The city of Kazan, capital of Russia's Tatarstan Republic, can trace its history back through the centuries to the site of its original settlement, the outstanding Kremlin. The Kremlin - or walled citadel - in Kazan was made a UNESCO world heritage site in 2000 in recognition of its uniqueness and historical importance.
As you arrive, the most striking thing about Kazan's Kremlin is its pristine white walls, which surround the site and are mirrored by the white government buildings and the presidential palace. The complex reflects the ethnic mix of the Russians and Tatars who live here and their two centers of worship, containing both the magnificent Kol Sharif mosque and striking Annunciation Cathedral.
The Kol Sharif is the largest mosque in Europe and also home to a rich collection of ancient books. Visitors are welcome and positively encouraged to step inside and explore here, but remember that both men and women are expected to cover their heads. Remarkably, the mosque was rebuilt in 2005, replacing the original destroyed by Ivan the Terrible in the 16th century. The Annunciation Cathedral is also a gem not to be missed. Completed in 1561, it is believed to have been designed by Yakovlev - the architect behind St Basil's in Moscow.
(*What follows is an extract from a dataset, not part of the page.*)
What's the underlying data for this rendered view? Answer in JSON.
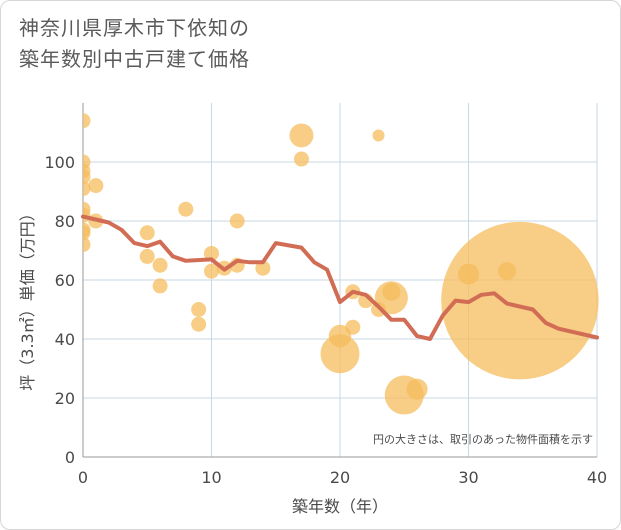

While the Kremlin is an undoubted highlight of any visit to Kazan, the city itself has plenty of other historical and cultural delights to offer. Meticulously refurbished for Kazan's 1000 year celebrations in 2005, the city centre is a wonderful place to explore and soak up the unique Tatar culture the locals here pride themselves in. With its own opera house, philarmonic orchestra and both a museum and theatre devoted to Tatar history and art, Kazan offers a truly unique cultural experience.
Like all ancient cities Kazan abounds with legends, and in the Kremlin you will find the Söyembikä tower, which dominates the skyline. Söyembikä was the last queen of Kazan. Ivan the Terrible, who was struck by her beauty and proposed to her. She said she would only marry him if he built the tallest tower in Kazan for her within seven days. Ivan accomplished this, each tier of the tower being finished one day after the next. Seeing this, the grief-stricken Söyembikä asked to climb the tower so she could address the Tatar people before she was taken off to be married. She climbed to the highest story and jumped from it. Sadly the modern visitor is no longer allowed to climb the tower because, rather like the leaning Tower of Pisa, the Söyembikä tower has begun to tilt alarmingly, despite efforts to stabilise it.
As the capital and cultural heart of the Tatarstan Republic, Kazan retains a strong sense of its ancient heritage. Nearly half of its inhabitants are descendants of the Golden Horde - the founders of the city - and all signs here are written in both Russian and Tatar.